In den Medien kursierten die letzten Tage Berichte über ein etwaiges Aus von Kunstrasenplätzen. Grund hierfür soll ein Vorstoß der Europäischen Union zur Vermeidung von Mikroplastik sein. Dieses Vorhaben könnte sich sodann auch auf den Fußball bzw den Sport generell auswirken.

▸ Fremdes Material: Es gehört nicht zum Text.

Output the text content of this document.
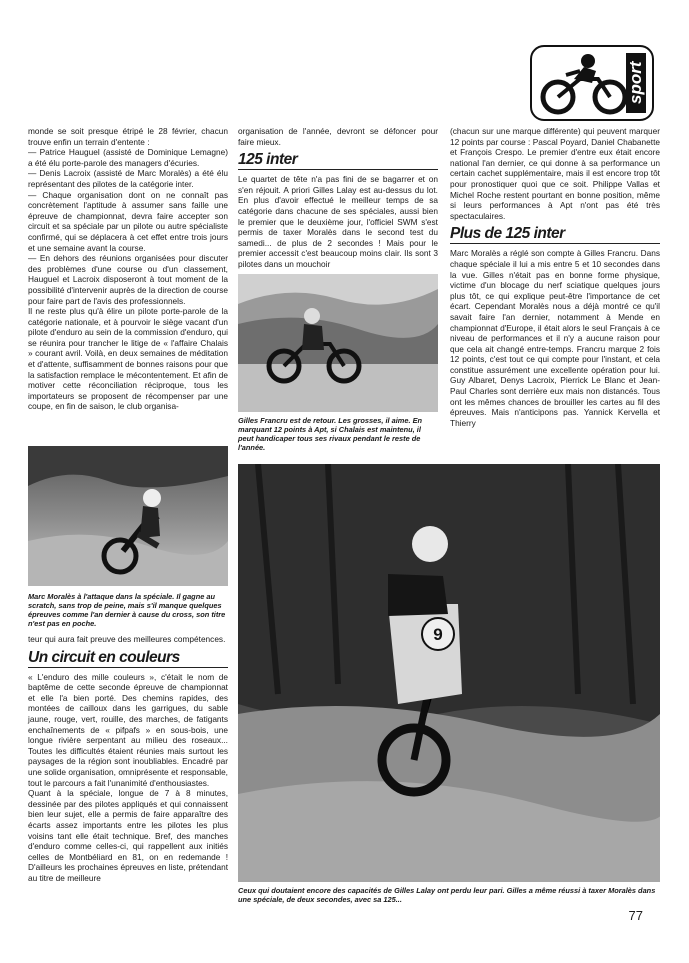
sport

monde se soit presque étripé le 28 février, chacun trouve enfin un terrain d'entente :

— Patrice Hauguel (assisté de Dominique Lemagne) a été élu porte-parole des managers d'écuries.

— Denis Lacroix (assisté de Marc Moralès) a été élu représentant des pilotes de la catégorie inter.

— Chaque organisation dont on ne connaît pas concrètement l'aptitude à assumer sans faille une épreuve de championnat, devra faire accepter son circuit et sa spéciale par un pilote ou autre spécialiste confirmé, qui se déplacera à cet effet entre trois jours et une semaine avant la course.

— En dehors des réunions organisées pour discuter des problèmes d'une course ou d'un classement, Hauguel et Lacroix disposeront à tout moment de la possibilité d'intervenir auprès de la direction de course pour faire part de l'avis des professionnels.

Il ne reste plus qu'à élire un pilote porte-parole de la catégorie nationale, et à pourvoir le siège vacant d'un pilote d'enduro au sein de la commission d'enduro, qui se réunira pour trancher le litige de « l'affaire Chalais » courant avril. Voilà, en deux semaines de méditation et d'attente, suffisamment de bonnes raisons pour que la satisfaction remplace le mécontentement. Et afin de motiver cette réconciliation réciproque, tous les importateurs se proposent de récompenser par une coupe, en fin de saison, le club organisa-

Marc Moralès à l'attaque dans la spéciale. Il gagne au scratch, sans trop de peine, mais s'il manque quelques épreuves comme l'an dernier à cause du cross, son titre n'est pas en poche.

teur qui aura fait preuve des meilleures compétences.

Un circuit en couleurs

« L'enduro des mille couleurs », c'était le nom de baptême de cette seconde épreuve de championnat et elle l'a bien porté. Des chemins rapides, des montées de cailloux dans les garrigues, du sable jaune, rouge, vert, rouille, des marches, de fatigants enchaînements de « pifpafs » en sous-bois, une longue rivière serpentant au milieu des roseaux... Toutes les difficultés étaient réunies mais surtout les paysages de la région sont inoubliables. Encadré par une solide organisation, omniprésente et responsable, tout le parcours a fait l'unanimité d'enthousiastes.

Quant à la spéciale, longue de 7 à 8 minutes, dessinée par des pilotes appliqués et qui connaissent bien leur sujet, elle a permis de faire apparaître des écarts assez importants entre les pilotes les plus voisins tant elle était technique. Bref, des manches d'enduro comme celles-ci, qui rappellent aux initiés celles de Montbéliard en 81, on en redemande ! D'ailleurs les prochaines épreuves en liste, prétendant au titre de meilleure

organisation de l'année, devront se défoncer pour faire mieux.

125 inter

Le quartet de tête n'a pas fini de se bagarrer et on s'en réjouit. A priori Gilles Lalay est au-dessus du lot. En plus d'avoir effectué le meilleur temps de sa catégorie dans chacune de ses spéciales, aussi bien le premier que le deuxième jour, l'officiel SWM s'est permis de taxer Moralès dans le second test du samedi... de plus de 2 secondes ! Mais pour le premier accessit c'est beaucoup moins clair. Ils sont 3 pilotes dans un mouchoir

Gilles Francru est de retour. Les grosses, il aime. En marquant 12 points à Apt, si Chalais est maintenu, il peut handicaper tous ses rivaux pendant le reste de l'année.

(chacun sur une marque différente) qui peuvent marquer 12 points par course : Pascal Poyard, Daniel Chabanette et François Crespo. Le premier d'entre eux était encore national l'an dernier, ce qui donne à sa performance un certain cachet supplémentaire, mais il est encore trop tôt pour pronostiquer quoi que ce soit. Philippe Vallas et Michel Roche restent pourtant en bonne position, même si leurs performances à Apt n'ont pas été très spectaculaires.

Plus de 125 inter

Marc Moralès a réglé son compte à Gilles Francru. Dans chaque spéciale il lui a mis entre 5 et 10 secondes dans la vue. Gilles n'était pas en bonne forme physique, victime d'un blocage du nerf sciatique quelques jours plus tôt, ce qui explique peut-être l'importance de cet écart. Cependant Moralès nous a déjà montré ce qu'il savait faire l'an dernier, notamment à Mende en championnat d'Europe, il était alors le seul Français à ce niveau de performances et il n'y a aucune raison pour que cela ait changé entre-temps. Francru marque 2 fois 12 points, c'est tout ce qui compte pour l'instant, et cela constitue assurément une excellente opération pour lui. Guy Albaret, Denys Lacroix, Pierrick Le Blanc et Jean-Paul Charles sont derrière eux mais non distancés. Tous ont les mêmes chances de brouiller les cartes au fil des épreuves. Mais n'anticipons pas. Yannick Kervella et Thierry

9
Ceux qui doutaient encore des capacités de Gilles Lalay ont perdu leur pari. Gilles a même réussi à taxer Moralès dans une spéciale, de deux secondes, avec sa 125...
77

Nahezu jedes österreichische und deutsche Medium berichtete in den letzten Tagen über das geplante Mikroplastik-Verbot der Europäischen Union und dessen Auswirkungen auf den Fußball, insbesondere das Aus von Kunstrasenplätzen. Diese Berichte sorgten für eine hitzige Debatte in der Gesellschaft. Dabei meldete sich sogar der deutsche Innenminister Horst Seehofer zu Wort. Er sprach sich persönlich für eine Übergangsfrist aus. „Als Sportminister werbe ich für einen vernünftigen Ausgleich zwischen Umweltschutz und den berechtigten Interessen des Sports„, erklärte er in einem Interview gegenüber der „Welt am Sonntag“.

Kunstrasenplatz: überlebensnotwendig für Vereine?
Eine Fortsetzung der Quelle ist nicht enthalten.